The quarterly will probably spill some beans. But if it would, you've always got the 22 April, a Tuesday to announce other things (not everythings Tuesday related I know).
Hopefully some pertinent questions will come. FLASH purchases, expected and delivered iPhone sales, 3G plans, new model plans etc etc.
It's background busy at the moment i'd say - the number of product lines overdue a refresh is growing to a large number, you've got very frequent developer builds hinting an update to Leopard, you've got the quiet announcement that Apple is collaborating with Nike still (which is a huge thing in my book - Nike's been very quiet since Nike+ in relation to Apple), you've got Webkit hitting a 100% Acid test score (and it rocks in terms of speed (3x faster on Safari on a PC than on my copy of Firefox in terms of some test scores)) that'll wind it's way to the iPhone 2.0 and give lots more animation capabilities that are easy to code.
The number of Apple employees working on touch has been steadily expanding - is the lack of a refresh of monitors a portent to something?
http://blogs.zdnet.com/Apple/?p=1569
There was a job listing for handwriting recognition (hint to iTablet, and possible stylus interaction?).
Other moves afoot include work towards a possible significant strategic acquisition or acquisitions, suggested by the hire of HP's leading legal corporate buyout specialist, Charles Charnas to lead its corporate epartment, filling a role that hasn't been occupied for 7 years. He'll oversee Apple's intellectual property and strategic acquisitions. (he led the $25 billion merger between Compaq and HP.) (and no it ain't Dell in the sights). Another sign of work in the background by Apple is the no-show at NAB. Apple might be hamstrung by Intel's public timeframes, but it makes all the rest it can.
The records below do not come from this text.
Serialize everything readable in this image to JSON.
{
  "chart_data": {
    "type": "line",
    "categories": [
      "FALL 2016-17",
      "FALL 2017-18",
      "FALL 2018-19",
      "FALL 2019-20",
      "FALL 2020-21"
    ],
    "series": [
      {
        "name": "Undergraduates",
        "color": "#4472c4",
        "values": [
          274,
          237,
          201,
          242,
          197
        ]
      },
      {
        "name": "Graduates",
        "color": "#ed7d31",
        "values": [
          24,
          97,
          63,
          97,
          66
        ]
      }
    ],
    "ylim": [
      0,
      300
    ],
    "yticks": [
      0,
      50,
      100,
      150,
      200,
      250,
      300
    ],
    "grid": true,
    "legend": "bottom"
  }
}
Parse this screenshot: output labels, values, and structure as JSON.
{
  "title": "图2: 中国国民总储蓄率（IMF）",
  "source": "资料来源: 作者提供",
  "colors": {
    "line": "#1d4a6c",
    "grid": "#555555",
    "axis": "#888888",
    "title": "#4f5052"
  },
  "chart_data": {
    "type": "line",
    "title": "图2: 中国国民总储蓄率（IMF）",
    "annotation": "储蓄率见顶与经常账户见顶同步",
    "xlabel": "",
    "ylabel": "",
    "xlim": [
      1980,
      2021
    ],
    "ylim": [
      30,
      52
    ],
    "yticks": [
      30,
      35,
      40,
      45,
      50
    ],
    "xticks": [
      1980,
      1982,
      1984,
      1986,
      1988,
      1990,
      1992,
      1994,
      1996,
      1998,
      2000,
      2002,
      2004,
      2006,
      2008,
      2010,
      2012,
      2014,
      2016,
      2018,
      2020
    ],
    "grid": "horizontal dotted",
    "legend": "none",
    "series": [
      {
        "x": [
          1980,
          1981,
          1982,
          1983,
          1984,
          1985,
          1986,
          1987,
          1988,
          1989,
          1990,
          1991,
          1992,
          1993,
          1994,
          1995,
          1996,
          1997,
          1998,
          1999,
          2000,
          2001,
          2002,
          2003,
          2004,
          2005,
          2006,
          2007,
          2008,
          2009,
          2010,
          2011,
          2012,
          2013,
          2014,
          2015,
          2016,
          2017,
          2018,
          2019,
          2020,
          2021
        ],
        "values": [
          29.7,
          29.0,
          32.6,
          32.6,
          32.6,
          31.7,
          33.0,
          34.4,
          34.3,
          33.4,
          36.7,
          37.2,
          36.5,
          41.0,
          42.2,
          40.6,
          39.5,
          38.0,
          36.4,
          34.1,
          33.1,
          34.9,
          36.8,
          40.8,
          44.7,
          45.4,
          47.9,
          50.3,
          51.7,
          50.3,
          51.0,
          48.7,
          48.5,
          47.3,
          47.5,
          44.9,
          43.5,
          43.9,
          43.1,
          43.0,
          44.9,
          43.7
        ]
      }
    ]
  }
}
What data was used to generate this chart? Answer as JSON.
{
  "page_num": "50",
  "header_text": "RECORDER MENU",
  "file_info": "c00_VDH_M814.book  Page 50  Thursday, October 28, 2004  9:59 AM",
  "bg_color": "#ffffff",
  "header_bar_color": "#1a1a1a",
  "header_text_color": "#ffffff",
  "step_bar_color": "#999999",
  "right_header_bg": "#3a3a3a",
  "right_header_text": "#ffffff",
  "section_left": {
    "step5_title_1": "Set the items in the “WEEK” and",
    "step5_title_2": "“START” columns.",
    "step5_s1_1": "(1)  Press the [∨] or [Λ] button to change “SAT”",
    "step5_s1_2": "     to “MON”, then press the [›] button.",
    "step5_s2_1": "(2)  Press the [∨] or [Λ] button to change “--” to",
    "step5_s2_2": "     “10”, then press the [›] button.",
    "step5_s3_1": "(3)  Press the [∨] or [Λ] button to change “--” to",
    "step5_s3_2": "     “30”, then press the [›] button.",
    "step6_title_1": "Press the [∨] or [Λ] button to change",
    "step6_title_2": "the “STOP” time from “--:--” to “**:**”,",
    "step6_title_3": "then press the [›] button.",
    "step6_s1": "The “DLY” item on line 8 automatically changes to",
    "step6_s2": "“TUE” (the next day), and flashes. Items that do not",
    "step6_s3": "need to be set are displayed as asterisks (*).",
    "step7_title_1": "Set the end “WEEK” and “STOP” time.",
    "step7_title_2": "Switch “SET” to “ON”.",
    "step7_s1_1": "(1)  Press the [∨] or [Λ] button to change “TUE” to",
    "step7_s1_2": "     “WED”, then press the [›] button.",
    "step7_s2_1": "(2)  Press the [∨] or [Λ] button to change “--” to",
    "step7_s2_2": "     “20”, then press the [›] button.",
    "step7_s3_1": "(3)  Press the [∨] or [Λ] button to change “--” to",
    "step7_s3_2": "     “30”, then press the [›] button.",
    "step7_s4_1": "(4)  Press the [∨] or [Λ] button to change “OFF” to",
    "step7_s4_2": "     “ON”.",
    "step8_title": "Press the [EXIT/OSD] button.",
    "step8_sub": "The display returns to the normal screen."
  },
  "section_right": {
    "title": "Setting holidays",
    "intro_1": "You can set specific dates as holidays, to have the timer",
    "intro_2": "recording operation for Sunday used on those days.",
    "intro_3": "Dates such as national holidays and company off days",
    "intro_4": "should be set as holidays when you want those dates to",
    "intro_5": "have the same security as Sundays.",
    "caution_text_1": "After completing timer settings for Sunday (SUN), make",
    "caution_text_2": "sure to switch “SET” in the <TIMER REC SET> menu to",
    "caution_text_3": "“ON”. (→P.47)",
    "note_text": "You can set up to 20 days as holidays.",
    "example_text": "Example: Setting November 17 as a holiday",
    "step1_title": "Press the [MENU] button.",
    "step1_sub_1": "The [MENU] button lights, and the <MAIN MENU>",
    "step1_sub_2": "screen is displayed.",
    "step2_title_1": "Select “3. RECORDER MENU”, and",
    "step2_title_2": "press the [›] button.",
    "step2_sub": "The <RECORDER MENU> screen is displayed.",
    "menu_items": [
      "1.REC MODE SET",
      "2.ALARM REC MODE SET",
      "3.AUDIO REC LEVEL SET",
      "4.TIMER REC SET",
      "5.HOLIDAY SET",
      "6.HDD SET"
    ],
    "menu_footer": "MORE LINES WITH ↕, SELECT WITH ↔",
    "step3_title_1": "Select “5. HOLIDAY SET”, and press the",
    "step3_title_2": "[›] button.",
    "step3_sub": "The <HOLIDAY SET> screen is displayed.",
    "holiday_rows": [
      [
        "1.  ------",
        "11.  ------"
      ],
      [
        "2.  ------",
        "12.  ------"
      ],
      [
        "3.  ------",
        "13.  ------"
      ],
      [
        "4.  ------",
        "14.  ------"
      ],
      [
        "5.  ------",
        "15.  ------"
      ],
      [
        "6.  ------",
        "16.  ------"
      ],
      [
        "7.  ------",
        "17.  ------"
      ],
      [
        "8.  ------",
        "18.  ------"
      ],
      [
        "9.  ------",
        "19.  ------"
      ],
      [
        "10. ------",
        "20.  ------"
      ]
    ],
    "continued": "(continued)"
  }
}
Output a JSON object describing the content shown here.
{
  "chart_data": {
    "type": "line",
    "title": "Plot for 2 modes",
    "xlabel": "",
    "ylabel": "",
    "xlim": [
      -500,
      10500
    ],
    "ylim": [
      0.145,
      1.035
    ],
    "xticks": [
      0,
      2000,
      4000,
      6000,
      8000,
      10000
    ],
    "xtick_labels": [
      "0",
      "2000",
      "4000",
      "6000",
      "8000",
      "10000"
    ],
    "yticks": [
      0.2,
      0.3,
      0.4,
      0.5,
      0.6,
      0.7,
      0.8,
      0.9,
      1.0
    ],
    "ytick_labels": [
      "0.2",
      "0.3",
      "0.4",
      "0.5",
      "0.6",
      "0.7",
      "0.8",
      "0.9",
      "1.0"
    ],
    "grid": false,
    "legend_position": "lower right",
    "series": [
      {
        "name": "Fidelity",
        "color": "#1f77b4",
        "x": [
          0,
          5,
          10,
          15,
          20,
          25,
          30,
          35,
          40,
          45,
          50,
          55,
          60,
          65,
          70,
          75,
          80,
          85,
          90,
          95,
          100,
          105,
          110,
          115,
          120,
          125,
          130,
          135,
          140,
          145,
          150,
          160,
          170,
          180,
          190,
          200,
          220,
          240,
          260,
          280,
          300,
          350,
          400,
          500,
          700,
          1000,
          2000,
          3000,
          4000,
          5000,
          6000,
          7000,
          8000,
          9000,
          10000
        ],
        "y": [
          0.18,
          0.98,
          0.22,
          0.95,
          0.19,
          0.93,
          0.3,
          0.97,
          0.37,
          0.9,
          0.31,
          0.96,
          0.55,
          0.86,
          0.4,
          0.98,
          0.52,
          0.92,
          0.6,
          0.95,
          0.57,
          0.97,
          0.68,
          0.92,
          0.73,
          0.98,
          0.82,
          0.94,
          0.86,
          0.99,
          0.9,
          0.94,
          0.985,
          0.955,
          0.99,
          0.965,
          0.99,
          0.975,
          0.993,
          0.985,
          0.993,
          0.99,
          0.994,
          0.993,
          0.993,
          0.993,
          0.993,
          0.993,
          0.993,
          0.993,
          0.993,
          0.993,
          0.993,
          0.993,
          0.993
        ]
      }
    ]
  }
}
It might be in a slightly unexpected way - just as Fingerworks brought in a fair deal of patents, Apple might want to carve out an IP section of the market. Gates hints Microsofts definitely going and making a strong voice based system. The possibilities that developers have through the SDK is amazing - (and also cool to see how it all works through vieiwing some of the demos' code). The positive halo the SDK will bring will be large, if it's secure and the signed app system works. Through the Interface Builder you could do a huge amount of groundwork for your own personal app - and easily open it up for collaborative coding (though I haven't seen the group management side of Xcode etc, the creation of savepoints seems very useful).
I need to check my agreement/NDA through using the ADC developer stuff for the iPhone. I'd recommend actually signing up just to have a look at the materials - a lot of people for example were unsure why it took so long to get out the SDK (or not have the Interface Builder from day 1) or why Apple said no background apps - if you look at the video guides, they give good reasons for it - it's all very well documented, and the support (technical guides, help, actual programs available (e.g. debugger, realtime analysis of your app etc) are good.